Чудесно там было. Погода держалась, мы прошли много городов и деревень. В которых было что поглядеть — останавливались и глядели. Ночевали где придется, раза два даже на сеновале. Ели в придорожных харчевнях и, когда добрались до виноградников, перешли с пива на вино. В харчевнях заводили дружбу с тамошними жителями. Кости напускал на себя грубовато-простецкую манеру, весьма располагающую, играл с ними в скат, это такая немецкая карточная игра, и обчищал их так добродушно, с такими солеными шуточками, что они отдавали ему свои пфенниги чуть ли не с радостью. А я практиковался на них в немецком. В Кельне я купил маленький англо-немецкий разговорник, и дело у меня шло на лад. А по вечерам, влив в себя литра два белого вина, Кости странным, замогильным голосом разглагольствовал о полете от Единого к Единому, о Темной Ночи Души и о конечном экстазе, в котором творение сливается воедино с предметом своего восхищения. Но если я пытался вытянуть из него еще что-нибудь рано утром, когда мы опять шагали среди смеющейся природы и роса еще сверкала на траве, он приходил в такую ярость, что готов был меня поколотить.
«Да ну тебя, идиот несчастный, — огрызался он. — На что тебе понадобился этот вздор? Учи-ка лучше немецкий».
Не очень-то поспоришь с человеком, если у него кулак как паровой молот и он не задумается пустить его в ход. Я видел его приступы бешенства. Я знал, что он способен избить меня до бесчувствия и бросить в канаве, да еще обшарить мои карманы, это тоже с него бы сталось. Он по-прежнему был для меня загадкой. Когда язык у него развязывался от спиртного и он заводил разговор о Неизреченном, он сбрасывал с себя привычное сквернословие, как тот грязный комбинезон, что носил в шахте, и выражался вполне литературно, даже красноречиво. И был, мне кажется, вполне искренен. Сам не знаю, как я к этому пришел, но однажды мне взбрело в голову, что тяжелая, изнурительная работа в шахте была ему нужна ради умерщвления плоти.
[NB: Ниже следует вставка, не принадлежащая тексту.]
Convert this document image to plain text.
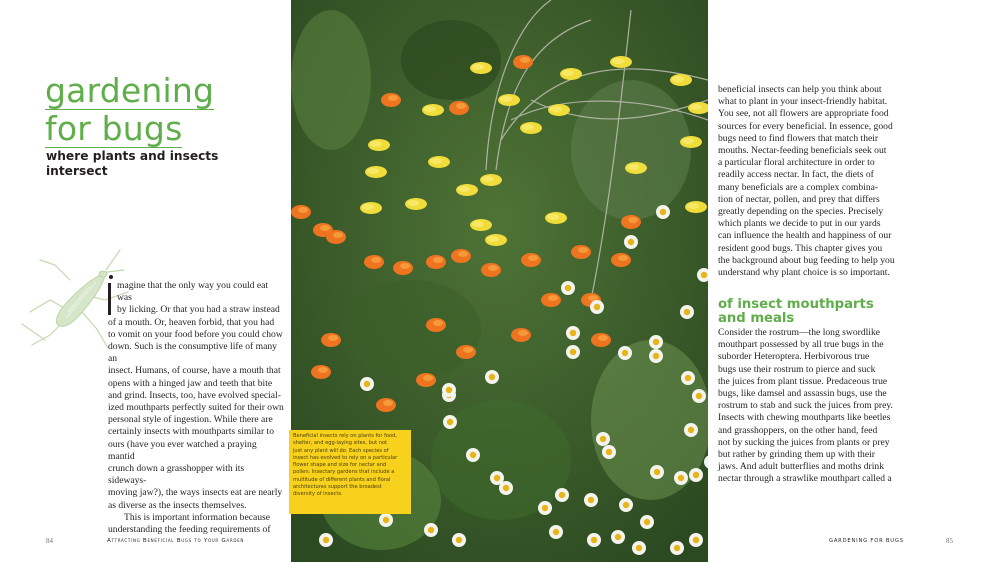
gardening
for bugs
where plants and insects
intersect

magine that the only way you could eat was
by licking. Or that you had a straw instead
of a mouth. Or, heaven forbid, that you had
to vomit on your food before you could chow
down. Such is the consumptive life of many an
insect. Humans, of course, have a mouth that
opens with a hinged jaw and teeth that bite
and grind. Insects, too, have evolved special-
ized mouthparts perfectly suited for their own
personal style of ingestion. While there are
certainly insects with mouthparts similar to
ours (have you ever watched a praying mantid
crunch down a grasshopper with its sideways-
moving jaw?), the ways insects eat are nearly
as diverse as the insects themselves.

This is important information because
understanding the feeding requirements of

84	Attracting Beneficial Bugs to Your Garden
Beneficial insects rely on plants for food,
shelter, and egg-laying sites, but not
just any plant will do. Each species of
insect has evolved to rely on a particular
flower shape and size for nectar and
pollen. Insectary gardens that include a
multitude of different plants and floral
architectures support the broadest
diversity of insects.

beneficial insects can help you think about
what to plant in your insect-friendly habitat.
You see, not all flowers are appropriate food
sources for every beneficial. In essence, good
bugs need to find flowers that match their
mouths. Nectar-feeding beneficials seek out
a particular floral architecture in order to
readily access nectar. In fact, the diets of
many beneficials are a complex combina-
tion of nectar, pollen, and prey that differs
greatly depending on the species. Precisely
which plants we decide to put in our yards
can influence the health and happiness of our
resident good bugs. This chapter gives you
the background about bug feeding to help you
understand why plant choice is so important.

of insect mouthparts
and meals

Consider the rostrum—the long swordlike
mouthpart possessed by all true bugs in the
suborder Heteroptera. Herbivorous true
bugs use their rostrum to pierce and suck
the juices from plant tissue. Predaceous true
bugs, like damsel and assassin bugs, use the
rostrum to stab and suck the juices from prey.
Insects with chewing mouthparts like beetles
and grasshoppers, on the other hand, feed
not by sucking the juices from plants or prey
but rather by grinding them up with their
jaws. And adult butterflies and moths drink
nectar through a strawlike mouthpart called a

GARDENING FOR BUGS	85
Может, он ненавидит свое огромное нескладное тело и нарочно его мучает, а его шулерство, и цинизм, и жестокость — это бунт его воли против… как бы это сказать, против какого-то сокровенного инстинкта святости, против жажды Бога, которая и ужасает его, и владеет им неотступно.
А время-то шло, весна миновала, листва на деревьях стала густая и темная, в виноградниках наливались гроздья. Грунтовые проселочные дороги, по которым мы ходили, стали пыльными. До Дармштадта оставалось совсем немного, и Кости сказал, что пора нам подыскивать работу. Деньги у нас почти все вышли. У меня в бумажнике было несколько аккредитивов, но я решил, что без крайней нужды не буду их разменивать. И вот мы, как увидим ферму побогаче, стали заходить и спрашивать, не требуются ли работники. Вид наш, надо полагать, не внушал доверия. Мы были грязные, потные, все в пыли. Кости — тот выглядел прямо как разбойник с большой дороги, да и я, наверно, немногим лучше. Раз за разом мы уходили ни с чем. Один фермер сказал, что Кости он согласен взять, а я ему не нужен, но Кости заявил, что мы товарищи и без меня он не пойдет. Я пробовал его уговорить, но он ни в какую. Это меня удивило. Я знал, что чем-то пришелся ему по вкусу, вот только чем — не мог уразуметь, казалось бы, ему нужны были дружки совсем иного сорта. Но чтобы он настолько ко мне привязался, что из-за меня откажется от работы, — этого я не думал. Я даже почувствовал себя виноватым перед ним, потому что он-то мне, в сущности, не нравился, даже был противен, но, когда я промямлил что-то вроде благодарности, он разом меня оборвал.